Located in the municipality of Feijó, 360 km from Rio Branco, capital of Acre, the Shanekaya village is located in the Katukina/Kaxinawá indigenous lands, in the Amazon, and is home to a Shanenawa family. Known as a warrior, welcoming and very hospitable group, the Shanenawa make music, cooking and storytelling in their ancestral language one of the main instruments of contact with their ancestors and a tool for the development of their culture.
According to Chief Yawa Kumã, a young man with long hair and painted body, the sacred language of the Shanenawa, the Pano, allows the sacred medicine of their culture, the resumption of their ancestry. Since then, it has been revitalized with the construction of the village and the resumption of the old original customs, which were almost extinct in the last centuries.
To give you an idea, today 16 peoples share the same linguistic trunk as the Shanenawas, that is, they have a language similar to these Amazonian peoples and seek to recover the traditions that have been lost throughout European colonization.
One of them is Shanenawa's music. By incorporating modern instruments to chants and traditional storytelling, the indigenous people reconnect with their origins and transmit values to the new generations, who were born and will live immersed in the world of technology.
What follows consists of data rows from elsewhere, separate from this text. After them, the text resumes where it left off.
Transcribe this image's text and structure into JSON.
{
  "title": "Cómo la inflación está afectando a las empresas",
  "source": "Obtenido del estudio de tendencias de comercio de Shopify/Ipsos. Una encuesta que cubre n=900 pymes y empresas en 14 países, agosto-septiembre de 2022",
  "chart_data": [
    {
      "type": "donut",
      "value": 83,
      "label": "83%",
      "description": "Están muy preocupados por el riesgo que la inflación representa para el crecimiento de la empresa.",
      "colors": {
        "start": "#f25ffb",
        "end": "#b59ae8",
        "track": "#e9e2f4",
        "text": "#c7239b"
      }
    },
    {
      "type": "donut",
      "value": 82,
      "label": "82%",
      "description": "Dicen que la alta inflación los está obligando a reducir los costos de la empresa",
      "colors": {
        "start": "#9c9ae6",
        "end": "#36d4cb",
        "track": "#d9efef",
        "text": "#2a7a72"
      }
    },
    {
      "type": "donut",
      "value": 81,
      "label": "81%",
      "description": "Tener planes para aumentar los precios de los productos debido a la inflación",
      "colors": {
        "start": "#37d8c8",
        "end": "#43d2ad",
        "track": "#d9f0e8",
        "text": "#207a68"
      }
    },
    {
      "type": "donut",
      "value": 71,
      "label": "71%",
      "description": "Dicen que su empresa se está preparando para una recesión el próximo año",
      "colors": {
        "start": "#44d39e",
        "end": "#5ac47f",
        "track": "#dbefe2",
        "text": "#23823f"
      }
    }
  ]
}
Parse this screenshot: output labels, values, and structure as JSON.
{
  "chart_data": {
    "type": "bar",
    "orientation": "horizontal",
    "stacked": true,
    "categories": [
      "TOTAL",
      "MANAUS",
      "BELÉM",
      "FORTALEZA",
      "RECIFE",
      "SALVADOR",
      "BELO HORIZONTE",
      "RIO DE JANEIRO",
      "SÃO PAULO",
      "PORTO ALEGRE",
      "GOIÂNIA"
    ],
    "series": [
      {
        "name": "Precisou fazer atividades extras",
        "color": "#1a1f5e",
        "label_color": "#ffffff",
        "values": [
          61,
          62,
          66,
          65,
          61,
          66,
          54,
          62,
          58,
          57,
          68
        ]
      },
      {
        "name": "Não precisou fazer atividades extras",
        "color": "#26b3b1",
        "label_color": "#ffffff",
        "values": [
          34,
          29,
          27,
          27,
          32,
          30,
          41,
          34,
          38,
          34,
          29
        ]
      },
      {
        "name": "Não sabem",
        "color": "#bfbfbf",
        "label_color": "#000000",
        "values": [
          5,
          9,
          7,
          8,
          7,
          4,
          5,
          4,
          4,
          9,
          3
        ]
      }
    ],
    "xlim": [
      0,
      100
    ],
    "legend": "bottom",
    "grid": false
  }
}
For these original people, adapting drums, guitars to bells, flutes for ancestral orality allows this knowledge to echo louder and farther.
Another characteristic that is very present in the Shanekaya village, located in the Amazon, is its appreciation for cooking. xipi mutá, xipi mité, xipi pichã, ataxiru; iskî furacu and iskî xui, respectively, banana porridge; banana flour, cooked green banana; cassava with traditional vegetables fish cooked in banana leaves and fish grilled over coals are ancient dishes that are eaten every day in the village. Along with local fruits and vegetables, such as açaí, guava, biorana and cajarana, meals are always served in glass dishes and eaten with the hands, and sometimes with the help of a spoon.
Eating with your hands is ancestral and connects us with the food we are eating.